Again, this may relate to allocation policy, as patients with T3 lesions are not given priority for deceased donation. It is also important
to note that the non-LDLT group did contain significantly more patients with HCV, fewer with cholestatic liver disease, and more racial diversity. Although these factors were adjusted for in the model, the power to detect differences is impacted as the numbers decrease.

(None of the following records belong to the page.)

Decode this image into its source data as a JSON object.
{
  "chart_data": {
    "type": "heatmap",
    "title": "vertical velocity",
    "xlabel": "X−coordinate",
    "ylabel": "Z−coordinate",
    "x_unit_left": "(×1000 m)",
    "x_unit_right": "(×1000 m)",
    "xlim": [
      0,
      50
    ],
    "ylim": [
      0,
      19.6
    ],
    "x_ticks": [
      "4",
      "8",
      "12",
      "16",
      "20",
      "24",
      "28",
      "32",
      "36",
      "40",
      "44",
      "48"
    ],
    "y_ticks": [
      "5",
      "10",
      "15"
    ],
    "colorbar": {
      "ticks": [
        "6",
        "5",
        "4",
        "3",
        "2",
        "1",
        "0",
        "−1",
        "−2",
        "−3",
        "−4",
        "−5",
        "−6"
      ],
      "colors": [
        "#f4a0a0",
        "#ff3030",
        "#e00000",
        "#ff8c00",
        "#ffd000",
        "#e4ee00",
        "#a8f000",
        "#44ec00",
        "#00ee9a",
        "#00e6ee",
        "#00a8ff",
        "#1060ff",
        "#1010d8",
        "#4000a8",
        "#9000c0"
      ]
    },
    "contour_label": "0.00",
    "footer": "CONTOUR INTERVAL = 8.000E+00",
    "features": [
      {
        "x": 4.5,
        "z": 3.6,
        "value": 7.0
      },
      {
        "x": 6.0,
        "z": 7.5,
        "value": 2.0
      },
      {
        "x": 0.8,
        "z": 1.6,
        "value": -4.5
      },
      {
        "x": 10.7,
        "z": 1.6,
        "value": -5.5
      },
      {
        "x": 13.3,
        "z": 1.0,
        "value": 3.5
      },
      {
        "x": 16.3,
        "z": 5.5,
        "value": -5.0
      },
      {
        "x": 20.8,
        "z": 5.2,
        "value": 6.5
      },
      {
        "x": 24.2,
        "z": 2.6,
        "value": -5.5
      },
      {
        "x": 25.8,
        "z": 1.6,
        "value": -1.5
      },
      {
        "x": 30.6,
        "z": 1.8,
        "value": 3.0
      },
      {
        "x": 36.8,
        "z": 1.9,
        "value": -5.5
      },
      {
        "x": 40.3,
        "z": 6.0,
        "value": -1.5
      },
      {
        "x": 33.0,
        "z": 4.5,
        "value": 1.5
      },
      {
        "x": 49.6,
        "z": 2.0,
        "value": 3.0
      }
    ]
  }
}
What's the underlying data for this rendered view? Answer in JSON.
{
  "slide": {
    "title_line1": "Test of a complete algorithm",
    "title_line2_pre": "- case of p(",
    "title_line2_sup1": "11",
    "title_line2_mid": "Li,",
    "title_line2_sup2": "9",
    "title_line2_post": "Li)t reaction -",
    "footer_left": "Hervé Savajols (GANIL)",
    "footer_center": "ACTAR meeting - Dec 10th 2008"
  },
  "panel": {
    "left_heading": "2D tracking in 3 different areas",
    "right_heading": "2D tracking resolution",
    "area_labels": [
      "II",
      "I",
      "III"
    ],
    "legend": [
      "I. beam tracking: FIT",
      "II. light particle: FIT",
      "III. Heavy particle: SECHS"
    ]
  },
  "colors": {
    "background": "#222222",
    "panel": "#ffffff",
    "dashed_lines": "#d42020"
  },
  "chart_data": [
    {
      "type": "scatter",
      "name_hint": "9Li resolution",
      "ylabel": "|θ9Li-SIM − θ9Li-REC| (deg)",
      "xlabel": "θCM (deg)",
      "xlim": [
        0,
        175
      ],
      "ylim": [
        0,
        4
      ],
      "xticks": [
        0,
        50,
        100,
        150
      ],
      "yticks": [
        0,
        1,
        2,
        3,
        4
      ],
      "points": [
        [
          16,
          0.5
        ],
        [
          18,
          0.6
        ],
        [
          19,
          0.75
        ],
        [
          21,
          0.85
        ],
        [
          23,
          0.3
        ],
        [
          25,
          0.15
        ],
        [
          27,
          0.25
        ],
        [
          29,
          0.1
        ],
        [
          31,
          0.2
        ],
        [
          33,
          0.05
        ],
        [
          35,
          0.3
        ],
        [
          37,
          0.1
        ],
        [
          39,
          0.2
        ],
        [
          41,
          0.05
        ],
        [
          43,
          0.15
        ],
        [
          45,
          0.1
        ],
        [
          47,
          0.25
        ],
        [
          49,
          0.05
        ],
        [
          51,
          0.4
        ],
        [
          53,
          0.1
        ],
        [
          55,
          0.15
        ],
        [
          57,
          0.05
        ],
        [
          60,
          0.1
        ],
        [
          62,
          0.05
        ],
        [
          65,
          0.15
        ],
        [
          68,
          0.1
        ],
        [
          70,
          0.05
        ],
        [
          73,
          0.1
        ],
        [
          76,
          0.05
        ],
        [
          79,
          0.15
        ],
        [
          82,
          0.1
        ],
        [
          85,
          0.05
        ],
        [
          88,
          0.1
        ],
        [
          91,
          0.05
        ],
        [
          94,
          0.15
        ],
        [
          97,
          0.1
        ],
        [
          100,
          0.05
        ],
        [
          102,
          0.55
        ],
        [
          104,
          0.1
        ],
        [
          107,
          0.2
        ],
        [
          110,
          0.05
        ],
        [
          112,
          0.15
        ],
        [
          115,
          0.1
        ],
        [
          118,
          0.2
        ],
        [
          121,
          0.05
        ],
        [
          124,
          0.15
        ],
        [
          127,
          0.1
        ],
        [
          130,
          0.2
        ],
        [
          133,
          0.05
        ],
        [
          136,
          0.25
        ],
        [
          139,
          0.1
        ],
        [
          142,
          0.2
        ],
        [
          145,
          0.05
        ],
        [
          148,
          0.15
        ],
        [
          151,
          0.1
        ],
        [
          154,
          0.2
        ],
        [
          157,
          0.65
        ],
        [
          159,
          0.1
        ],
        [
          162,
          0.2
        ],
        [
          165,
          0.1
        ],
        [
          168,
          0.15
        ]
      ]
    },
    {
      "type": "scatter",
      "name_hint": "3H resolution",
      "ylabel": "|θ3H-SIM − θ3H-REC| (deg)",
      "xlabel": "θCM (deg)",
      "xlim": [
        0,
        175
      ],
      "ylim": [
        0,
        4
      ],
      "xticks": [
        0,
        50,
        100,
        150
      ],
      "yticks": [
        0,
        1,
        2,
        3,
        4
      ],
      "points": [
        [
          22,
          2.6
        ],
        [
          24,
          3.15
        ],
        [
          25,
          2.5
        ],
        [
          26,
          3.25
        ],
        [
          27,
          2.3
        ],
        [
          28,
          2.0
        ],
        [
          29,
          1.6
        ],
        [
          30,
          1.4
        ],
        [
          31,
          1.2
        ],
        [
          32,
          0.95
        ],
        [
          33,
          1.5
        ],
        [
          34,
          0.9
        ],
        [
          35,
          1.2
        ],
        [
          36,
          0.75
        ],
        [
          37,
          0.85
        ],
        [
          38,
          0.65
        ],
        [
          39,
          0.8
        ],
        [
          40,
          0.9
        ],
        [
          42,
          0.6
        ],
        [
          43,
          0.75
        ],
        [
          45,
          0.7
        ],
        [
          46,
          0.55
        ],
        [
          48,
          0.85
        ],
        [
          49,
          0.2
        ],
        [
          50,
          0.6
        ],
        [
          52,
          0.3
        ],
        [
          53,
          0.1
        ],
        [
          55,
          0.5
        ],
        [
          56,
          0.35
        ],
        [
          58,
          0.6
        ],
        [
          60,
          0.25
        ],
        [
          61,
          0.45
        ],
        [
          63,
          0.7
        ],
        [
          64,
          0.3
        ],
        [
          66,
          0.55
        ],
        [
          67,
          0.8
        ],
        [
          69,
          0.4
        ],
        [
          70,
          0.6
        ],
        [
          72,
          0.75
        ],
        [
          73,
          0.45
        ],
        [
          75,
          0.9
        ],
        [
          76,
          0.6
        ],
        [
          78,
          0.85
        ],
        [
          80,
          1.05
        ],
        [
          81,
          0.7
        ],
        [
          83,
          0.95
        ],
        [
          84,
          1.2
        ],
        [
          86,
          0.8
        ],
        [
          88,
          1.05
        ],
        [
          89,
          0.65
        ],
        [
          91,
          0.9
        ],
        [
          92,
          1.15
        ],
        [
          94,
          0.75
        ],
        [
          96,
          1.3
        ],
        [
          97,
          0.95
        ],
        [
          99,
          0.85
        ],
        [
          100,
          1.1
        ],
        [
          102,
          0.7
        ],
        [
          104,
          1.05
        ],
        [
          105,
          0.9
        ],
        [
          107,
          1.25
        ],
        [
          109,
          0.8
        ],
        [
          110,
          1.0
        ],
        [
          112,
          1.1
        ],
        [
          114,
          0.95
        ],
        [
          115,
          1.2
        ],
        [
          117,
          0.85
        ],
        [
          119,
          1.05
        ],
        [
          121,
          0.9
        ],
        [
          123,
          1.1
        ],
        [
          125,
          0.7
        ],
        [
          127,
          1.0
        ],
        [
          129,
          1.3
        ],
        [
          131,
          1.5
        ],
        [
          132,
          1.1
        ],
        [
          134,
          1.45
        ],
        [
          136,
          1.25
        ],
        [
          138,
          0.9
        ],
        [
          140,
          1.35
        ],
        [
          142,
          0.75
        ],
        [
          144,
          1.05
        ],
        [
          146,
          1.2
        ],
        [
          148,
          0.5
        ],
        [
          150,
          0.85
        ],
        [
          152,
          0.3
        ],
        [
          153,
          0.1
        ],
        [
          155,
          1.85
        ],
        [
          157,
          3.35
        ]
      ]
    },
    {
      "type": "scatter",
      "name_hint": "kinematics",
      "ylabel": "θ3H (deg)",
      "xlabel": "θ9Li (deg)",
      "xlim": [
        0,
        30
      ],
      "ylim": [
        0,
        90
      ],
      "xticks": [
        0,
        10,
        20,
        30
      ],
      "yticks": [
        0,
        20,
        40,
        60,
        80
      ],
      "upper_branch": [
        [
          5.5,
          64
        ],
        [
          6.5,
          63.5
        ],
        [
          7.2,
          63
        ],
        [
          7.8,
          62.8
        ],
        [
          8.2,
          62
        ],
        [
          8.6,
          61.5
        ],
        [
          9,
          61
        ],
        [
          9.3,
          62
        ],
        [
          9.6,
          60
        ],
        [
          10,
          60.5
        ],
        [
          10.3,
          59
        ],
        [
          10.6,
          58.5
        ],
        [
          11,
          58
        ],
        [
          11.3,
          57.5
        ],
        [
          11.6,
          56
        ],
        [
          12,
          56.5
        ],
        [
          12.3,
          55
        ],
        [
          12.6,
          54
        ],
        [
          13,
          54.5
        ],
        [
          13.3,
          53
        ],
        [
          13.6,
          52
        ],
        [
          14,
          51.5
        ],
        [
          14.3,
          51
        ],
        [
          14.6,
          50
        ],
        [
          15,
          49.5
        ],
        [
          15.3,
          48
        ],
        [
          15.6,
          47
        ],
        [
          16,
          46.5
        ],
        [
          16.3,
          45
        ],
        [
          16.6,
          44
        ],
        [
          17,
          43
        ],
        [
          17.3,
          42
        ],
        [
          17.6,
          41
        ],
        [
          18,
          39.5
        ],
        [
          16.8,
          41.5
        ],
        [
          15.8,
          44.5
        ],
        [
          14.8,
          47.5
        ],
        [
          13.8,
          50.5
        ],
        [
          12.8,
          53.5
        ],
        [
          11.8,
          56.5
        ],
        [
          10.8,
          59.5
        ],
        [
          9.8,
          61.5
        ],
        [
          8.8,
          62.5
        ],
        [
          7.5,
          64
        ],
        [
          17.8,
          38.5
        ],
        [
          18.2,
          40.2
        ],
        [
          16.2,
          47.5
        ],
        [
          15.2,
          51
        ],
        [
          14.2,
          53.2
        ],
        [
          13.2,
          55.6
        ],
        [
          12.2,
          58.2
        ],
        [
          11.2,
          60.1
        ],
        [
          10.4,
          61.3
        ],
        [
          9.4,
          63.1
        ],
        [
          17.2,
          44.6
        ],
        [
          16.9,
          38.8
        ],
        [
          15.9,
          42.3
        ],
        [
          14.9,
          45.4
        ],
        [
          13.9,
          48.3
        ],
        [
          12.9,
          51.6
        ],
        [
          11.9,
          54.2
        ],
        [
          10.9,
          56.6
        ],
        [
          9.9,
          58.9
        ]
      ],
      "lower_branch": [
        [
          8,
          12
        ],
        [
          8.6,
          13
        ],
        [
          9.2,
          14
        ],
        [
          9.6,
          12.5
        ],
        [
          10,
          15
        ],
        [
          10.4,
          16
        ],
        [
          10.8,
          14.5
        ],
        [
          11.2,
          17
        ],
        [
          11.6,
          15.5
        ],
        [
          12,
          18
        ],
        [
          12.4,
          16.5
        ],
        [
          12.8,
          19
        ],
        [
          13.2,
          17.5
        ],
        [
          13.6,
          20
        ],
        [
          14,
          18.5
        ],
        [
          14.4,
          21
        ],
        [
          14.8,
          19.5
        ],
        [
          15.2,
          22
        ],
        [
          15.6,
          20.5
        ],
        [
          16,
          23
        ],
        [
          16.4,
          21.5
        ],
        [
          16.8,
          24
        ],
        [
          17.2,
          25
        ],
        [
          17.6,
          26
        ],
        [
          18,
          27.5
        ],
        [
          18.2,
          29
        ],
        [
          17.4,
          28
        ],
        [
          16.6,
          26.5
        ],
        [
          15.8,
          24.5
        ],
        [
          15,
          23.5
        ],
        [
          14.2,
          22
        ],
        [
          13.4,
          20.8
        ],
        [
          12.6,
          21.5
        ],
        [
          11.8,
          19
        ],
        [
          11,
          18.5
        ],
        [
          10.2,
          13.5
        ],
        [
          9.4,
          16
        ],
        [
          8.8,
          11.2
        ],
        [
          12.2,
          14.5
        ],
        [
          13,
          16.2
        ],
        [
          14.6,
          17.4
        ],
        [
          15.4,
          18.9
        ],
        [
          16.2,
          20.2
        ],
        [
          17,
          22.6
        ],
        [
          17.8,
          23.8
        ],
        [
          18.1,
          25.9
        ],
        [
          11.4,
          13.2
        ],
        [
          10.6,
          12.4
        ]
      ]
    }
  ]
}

In addition, although this was a multicenter study the results of individual centers were not reported. A center effect has been reported to have a major impact on outcomes with liver transplantation.4 Although it is likely all centers within A2ALL are highly experienced at both living donor and deceased donor transplant, it is not known whether these results could be applied to all centers. In addition, there are marked geographic differences in MELD
threshold for access to deceased donor transplant, as C59 wnt order well as in the quality of deceased donor allografts.5, 6 These differences would likely augment or mitigate the survival benefit of living donor transplant, depending on the donor service area and region of the transplant center. Finally, and most essentially, this was not a randomized trial of all patients wait-listed for liver transplantation, but rather of a selected group of patients deemed appropriate candidates for LDLT by their transplant centers. Thus, centers must still consider what is best for each and every individual patient on their wait list based on factors that may impact outcome at their center. If there is a very short anticipated wait time to DDLT based on factors such as HCC MELD exception www.selleckchem.com/products/Vincristine-Sulfate.html MCE公司 or favorable blood type, then a survival benefit to LDLT compared to DDLT likely will not be present. For individual patients, other factors that impact the decision to proceed to LDLT beyond the
potential for a survival benefit, such as uncontrolled encephalopathy, refractory ascites, and intractable pruritus must also be carefully considered. In the future, information regarding validated quality of life outcomes following LDLT versus prolonged time on the wait list and/or DDLT would provide exceptionally helpful additional guidance to assist in discussion with patients and families regarding timing and donor options for liver transplantation. “
“In the most recent American Association for the Study of Liver Diseases hepatitis B virus (HBV) guidelines, Drs. Lok and McMahon recommend as “prudent” “to test all human immunodeficiency virus (HIV)-infected persons for both hepatitis B surface antigen (HBsAg) and antibody to hepatitis B core antigen (anti-HBc) and if either is positive, to test for HBV DNA”.1 I think that the recommendation of testing for HBV DNA in HIV-infected patients with isolated anti-HBc antibodies should be better supported by clinical evidence. HBV DNA testing is an expensive test, and unless there is a well-defined clinical benefit, it is difficult to justify it.